IE grad tackles national education reform
|Author:||Linda Thomas Terhune|
As President Barack Obama’s pick for the nation’s deputy secretary of education, Miller has had to sprint to keep up with his new job. But he doesn’t seem to mind; he thinks fast, talks fast, and seems energized by the hectic pace.
When he signed on for the federal position, Miller (BSIE ’89) traded life as a private equity operating partner and management consultant, who had worked with school organizations in California, for oversight of the nation’s education system. In his role as second in command at the Department of Education, he is now charged with overseeing the day-to-day implementation and development of policies, recommendations, and initiatives that align with Obama’s education goals. Miller says his background in industrial engineering, with its systems view and focus on optimization, is a great fit with his new responsibilities. So is the professional life he led after leaving Purdue.
Miller was introduced to engineering through Purdue’s Multiethnic Introduction to Engineering (MITE) program for high school juniors. The subject suited his interest in all things mechanical, mathematic, and scientific. Industrial engineering was also a close fit with his parallel interest in business and a desire to understand and optimize production systems. He got an in-depth look at systems as a co-op student at Caterpillar. He rounded out his undergraduate experience with two years as president of the Kappa Alpha Psi fraternity, as a resident assistant, and with membership on the governing board of The Exponent.
As western regional marketing manager for Delco Electronics, based in Denver and then Southern California, he developed and implemented original equipment manufacturer and distributor channel marketing programs. The experience gave him technical and marketing skills, but he wanted to add financial and strategic management acumen. He enrolled at the Stanford Graduate School of Business, which had a curriculum that included time overseas at its Center for Technology and Innovation in Kyoto, Japan. He was also introduced to the education field through work with the global management consulting firm McKinsey & Company, which he joined full time after completing his MBA in 1992. His areas of expertise were growth strategies, operating performance improvement and cost cutting, and company restructuring.

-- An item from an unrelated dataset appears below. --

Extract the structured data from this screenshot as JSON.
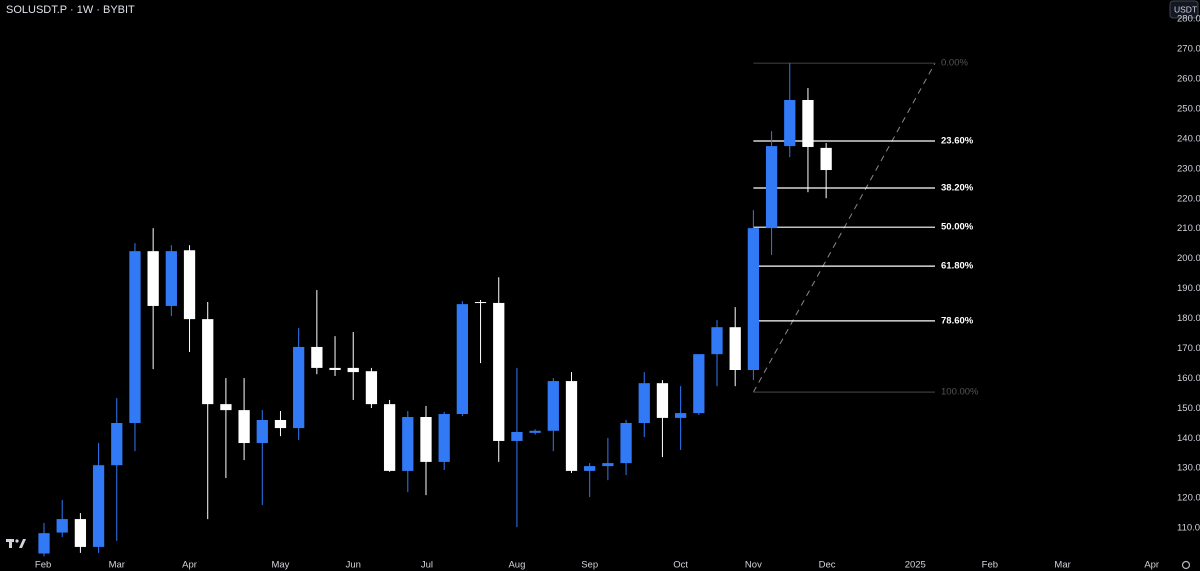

At the time, one of McKinsey & Company’s pro bono clients was the Los Angeles Unified School District, which sought models of education reform and the implementation of transformative programs. Miller provided oversight of the project. He also worked with the Santa Monica Malibu Unified School District, examined best practices in school board governance models, and studied ways in which business communities could support education reform.
By the time Obama came knocking in January 2009, Miller had been involved with education reform for over 10 years. Moreover, his business experience, work aligning school budgets and operating plans, and time spent designing metrics and processes for monitoring district-wide performance would be useful as the Department of Education faced the challenge of overseeing some $100 billion in economic-stimulus aid to education and a widespread call for substantial education reform across the country.
“I am really drawing on my cumulative experience in this role of understanding school systems — large, complex organizations — and how you blend strategy with operations and finance. Understanding the complexity of large school districts and how they interface with the state and federal levels is complicated. That’s the system dynamic,” Miller says.
Miller admits that his federal assignment is a tough one. But, he says, it’s no more difficult than the high-pressure private-equity sector. When he spoke with Engineering Impact last fall, he was driving from the airport to his office in Washington, D.C., following a weekend of meetings in Chicago with legislators and school officers. He was clearly invigorated by both the trip and the world of education.
In his first year on the job, Miller says he has gained an appreciation for federal programs. As proof, he launches into a fluent recitation of the administration’s key education reform priorities: establishing college- and career-ready standards that are internationally benchmarked to prepare U.S. children for a globally competitive world; recruiting and better preparing teachers and school leaders; underwriting professional development; and implementing effective data systems.
Miller says his nomination for the position of deputy secretary of education came as a total surprise. He was working at the time as director of Silver Lake, a private equity firm with over $15 billion in capital, and says the decision to leave was a tough choice. But, he says, the time was right.
“This is a once in a generation opportunity,” he says. “The president embodies and is committed to education reform. We have $100 billion [in stimulus funds] to invest in education. The education secretary is pragmatic and puts children’s interests above those of adults. And a major piece of legislation (No Child Left Behind) is up for reauthorization. Those stars don’t align often. It was an opportunity I couldn’t pass up.”